Teaching Notes and Tips

The professional communication assignments are inherently imbedded within a professional scientific research project. A comprehensive description of the major research project with associated communication deliverables is linked below.

GEOL 3041 Pet Rock Project Timeline and Logistics (Acrobat (PDF) 208kB Nov2 09)

Assessment

The grades are based on performance on a combination of lab and homework exercises, the two lecture exams, oral presentations and written project reports. While the 2 major exams are significantly weighted, the majority of the graded work is on the professional communication projects (Lab reports; Research papers; Oral Presentations), because it is only through true acquisition of the scientific content that these projects can be executed significantly.

The breakdown of weighting of scores is:

  • Igneous lecture exam - 20%
  • Metamorphic (igneous) lecture exam - 20%
  • Igneous Project Report - 10%
  • Pet Rock Presentation and Report - 20%
  • Volcano presentations - 5%
  • Group lab reports and individual homework - 25%

The assessment of the oral presentations and project report includes an additional facet to ensure a high level of professionalism on the part of students. They are each responsible for evaluating their peers using the same rubrics (linked below) I use to assess their work.
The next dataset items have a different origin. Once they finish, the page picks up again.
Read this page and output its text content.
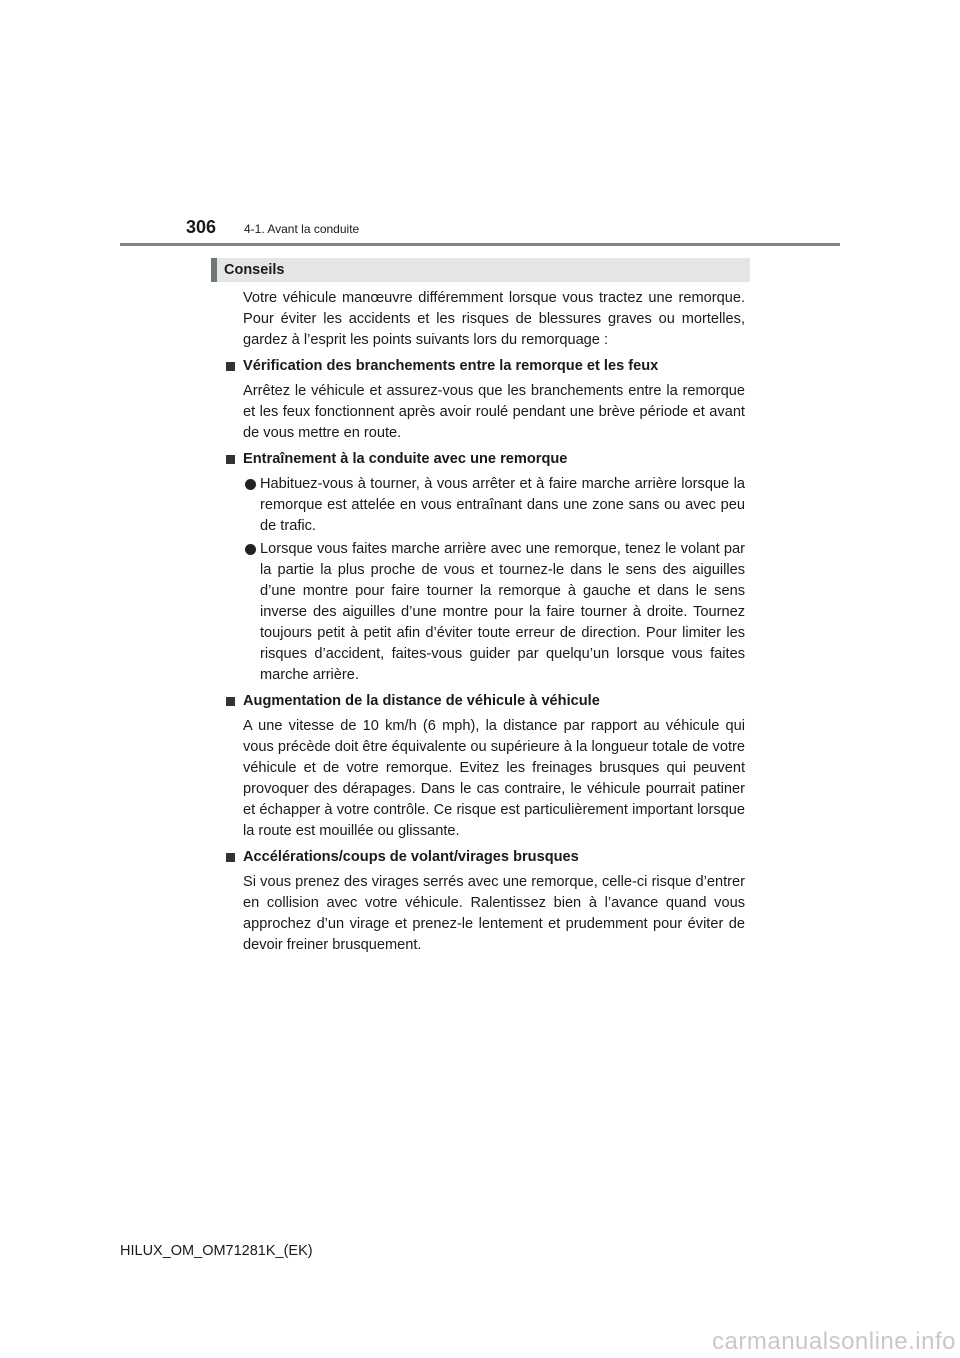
306 4-1. Avant la conduite
Conseils

Votre véhicule manœuvre différemment lorsque vous tractez une remorque. Pour éviter les accidents et les risques de blessures graves ou mortelles, gardez à l’esprit les points suivants lors du remorquage :

Vérification des branchements entre la remorque et les feux

Arrêtez le véhicule et assurez-vous que les branchements entre la remorque et les feux fonctionnent après avoir roulé pendant une brève période et avant de vous mettre en route.

Entraînement à la conduite avec une remorque
Habituez-vous à tourner, à vous arrêter et à faire marche arrière lorsque la remorque est attelée en vous entraînant dans une zone sans ou avec peu de trafic.
Lorsque vous faites marche arrière avec une remorque, tenez le volant par la partie la plus proche de vous et tournez-le dans le sens des aiguilles d’une montre pour faire tourner la remorque à gauche et dans le sens inverse des aiguilles d’une montre pour la faire tourner à droite. Tournez toujours petit à petit afin d’éviter toute erreur de direction. Pour limiter les risques d’accident, faites-vous guider par quelqu’un lorsque vous faites marche arrière.
Augmentation de la distance de véhicule à véhicule

A une vitesse de 10 km/h (6 mph), la distance par rapport au véhicule qui vous précède doit être équivalente ou supérieure à la longueur totale de votre véhicule et de votre remorque. Evitez les freinages brusques qui peuvent provoquer des dérapages. Dans le cas contraire, le véhicule pourrait patiner et échapper à votre contrôle. Ce risque est particulièrement important lorsque la route est mouillée ou glissante.

Accélérations/coups de volant/virages brusques

Si vous prenez des virages serrés avec une remorque, celle-ci risque d’entrer en collision avec votre véhicule. Ralentissez bien à l’avance quand vous approchez d’un virage et prenez-le lentement et prudemment pour éviter de devoir freiner brusquement.

HILUX_OM_OM71281K_(EK)
carmanualsonline.info
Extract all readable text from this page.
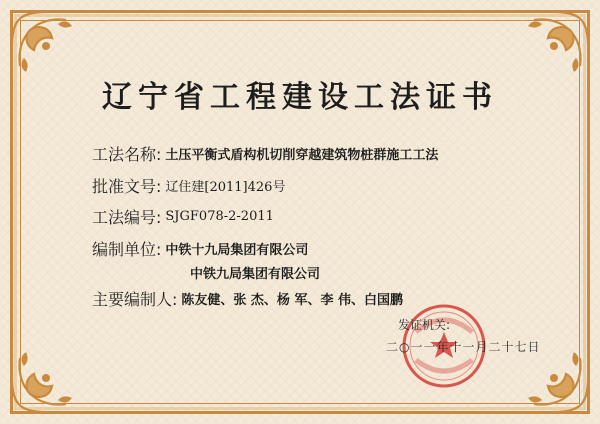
辽宁省工程建设工法证书
工法名称: 土压平衡式盾构机切削穿越建筑物桩群施工工法
批准文号: 辽住建[2011]426号
工法编号: SJGF078-2-2011
编制单位: 中铁十九局集团有限公司
中铁九局集团有限公司
主要编制人: 陈友健、张 杰、杨 军、李 伟、白国鹏
发证机关:
二○一一年十一月二十七日
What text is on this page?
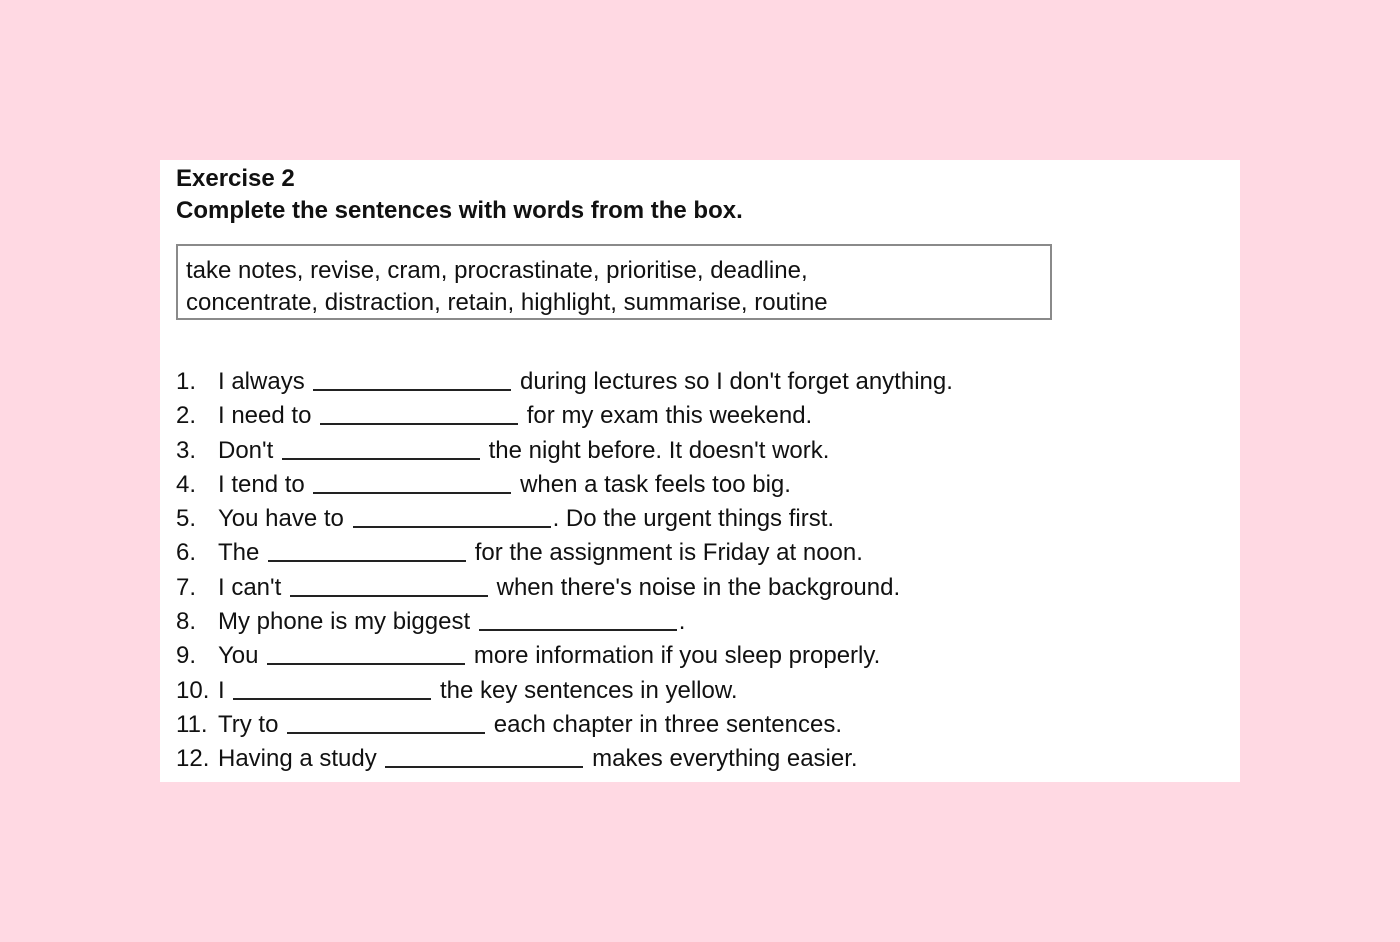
Exercise 2
Complete the sentences with words from the box.
take notes, revise, cram, procrastinate, prioritise, deadline,
concentrate, distraction, retain, highlight, summarise, routine
1. I always	during lectures so I don't forget anything.
2. I need to	for my exam this weekend.
3. Don't	the night before. It doesn't work.
4. I tend to	when a task feels too big.
5. You have to	. Do the urgent things first.
6. The	for the assignment is Friday at noon.
7. I can't	when there's noise in the background.
8. My phone is my biggest	.
9. You	more information if you sleep properly.
10. I	the key sentences in yellow.
11. Try to	each chapter in three sentences.
12. Having a study	makes everything easier.
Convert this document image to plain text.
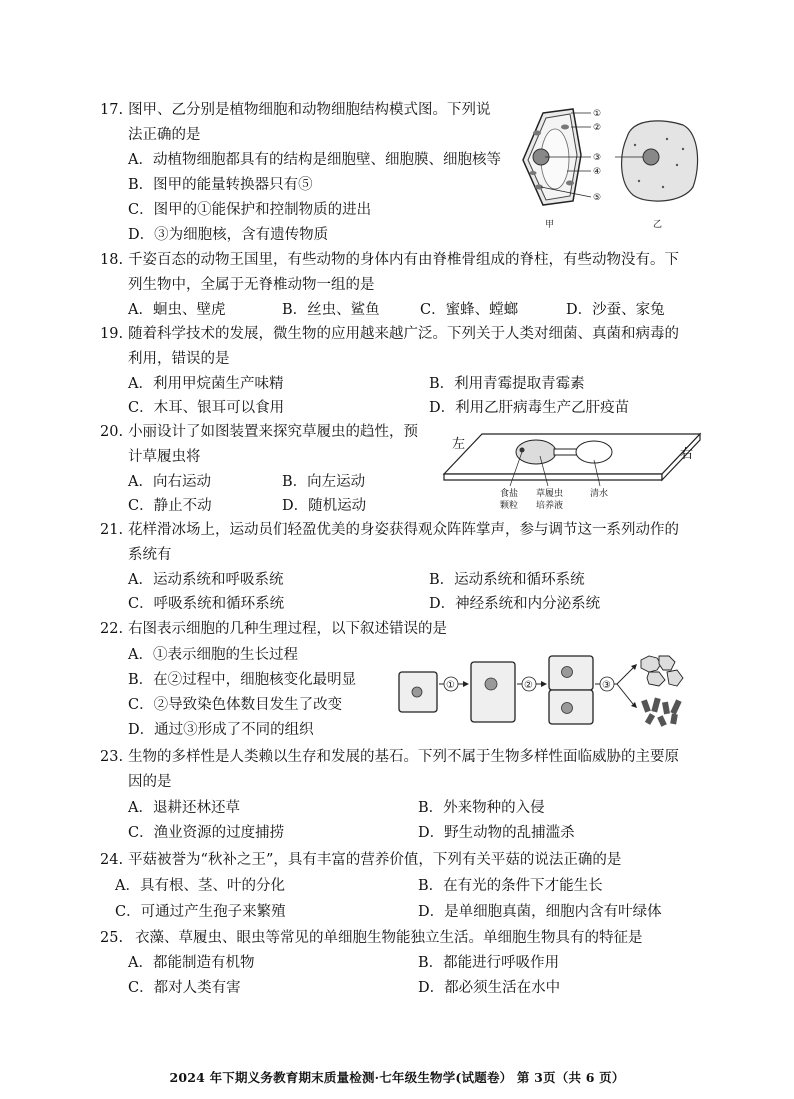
17. 图甲、乙分别是植物细胞和动物细胞结构模式图。下列说
法正确的是
A．动植物细胞都具有的结构是细胞壁、细胞膜、细胞核等
B．图甲的能量转换器只有⑤
C．图甲的①能保护和控制物质的进出
D．③为细胞核，含有遗传物质
①
②
③
④
⑤
甲	乙
18. 千姿百态的动物王国里，有些动物的身体内有由脊椎骨组成的脊柱，有些动物没有。下
列生物中，全属于无脊椎动物一组的是
A．蛔虫、壁虎	B．丝虫、鲨鱼	C．蜜蜂、螳螂	D．沙蚕、家兔
19. 随着科学技术的发展，微生物的应用越来越广泛。下列关于人类对细菌、真菌和病毒的
利用，错误的是
A．利用甲烷菌生产味精	B．利用青霉提取青霉素
C．木耳、银耳可以食用	D．利用乙肝病毒生产乙肝疫苗
20. 小丽设计了如图装置来探究草履虫的趋性，预
计草履虫将
A．向右运动	B．向左运动
C．静止不动	D．随机运动
左
右
食盐
颗粒
草履虫
培养液
清水
21. 花样滑冰场上，运动员们轻盈优美的身姿获得观众阵阵掌声，参与调节这一系列动作的
系统有
A．运动系统和呼吸系统	B．运动系统和循环系统
C．呼吸系统和循环系统	D．神经系统和内分泌系统
22. 右图表示细胞的几种生理过程，以下叙述错误的是
A．①表示细胞的生长过程
B．在②过程中，细胞核变化最明显
C．②导致染色体数目发生了改变
D．通过③形成了不同的组织
①	②	③
23. 生物的多样性是人类赖以生存和发展的基石。下列不属于生物多样性面临威胁的主要原
因的是
A．退耕还林还草	B．外来物种的入侵
C．渔业资源的过度捕捞	D．野生动物的乱捕滥杀
24. 平菇被誉为“秋补之王”，具有丰富的营养价值，下列有关平菇的说法正确的是
A．具有根、茎、叶的分化	B．在有光的条件下才能生长
C．可通过产生孢子来繁殖	D．是单细胞真菌，细胞内含有叶绿体
25. 衣藻、草履虫、眼虫等常见的单细胞生物能独立生活。单细胞生物具有的特征是
A．都能制造有机物	B．都能进行呼吸作用
C．都对人类有害	D．都必须生活在水中
2024 年下期义务教育期末质量检测·七年级生物学(试题卷） 第 3页（共 6 页）
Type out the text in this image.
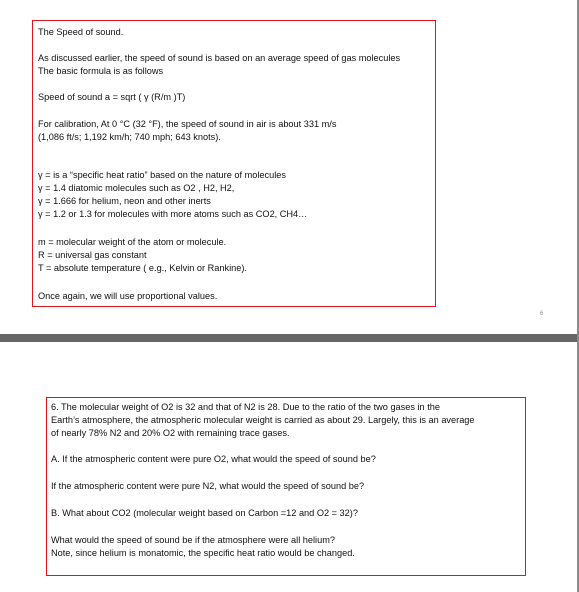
The Speed of sound.
As discussed earlier, the speed of sound is based on an average speed of gas molecules
The basic formula is as follows
Speed of sound a = sqrt ( γ (R/m )T)
For calibration, At 0 °C (32 °F), the speed of sound in air is about 331 m/s
(1,086 ft/s; 1,192 km/h; 740 mph; 643 knots).
γ = is a “specific heat ratio” based on the nature of molecules
γ = 1.4 diatomic molecules such as O2 , H2, H2,
γ = 1.666 for helium, neon and other inerts
γ = 1.2 or 1.3 for molecules with more atoms such as CO2, CH4…
m = molecular weight of the atom or molecule.
R = universal gas constant
T = absolute temperature ( e.g., Kelvin or Rankine).
Once again, we will use proportional values.
6
6. The molecular weight of O2 is 32 and that of N2 is 28. Due to the ratio of the two gases in the
Earth’s atmosphere, the atmospheric molecular weight is carried as about 29. Largely, this is an average
of nearly 78% N2 and 20% O2 with remaining trace gases.
A. If the atmospheric content were pure O2, what would the speed of sound be?
If the atmospheric content were pure N2, what would the speed of sound be?
B. What about CO2 (molecular weight based on Carbon =12 and O2 = 32)?
What would the speed of sound be if the atmosphere were all helium?
Note, since helium is monatomic, the specific heat ratio would be changed.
Thoughtful completion of the evaluation rubric is emphasized by incorporating this exercise into the final grades of both the presenter and the evaluator.

GEOL 3041 Oral Presentation Grading Rubric (Acrobat (PDF) 31kB Nov2 09)

GEOL 3041 Writing Assignment Grading Rubric (Microsoft Word 64kB Nov5 09)

References and Resources

Identify campus, community, and virtual resources available to students at your institution. Many colleges and universities have Writing across the Curriculum programs, writing labs, speech tutors, and other support centers for academic excellence.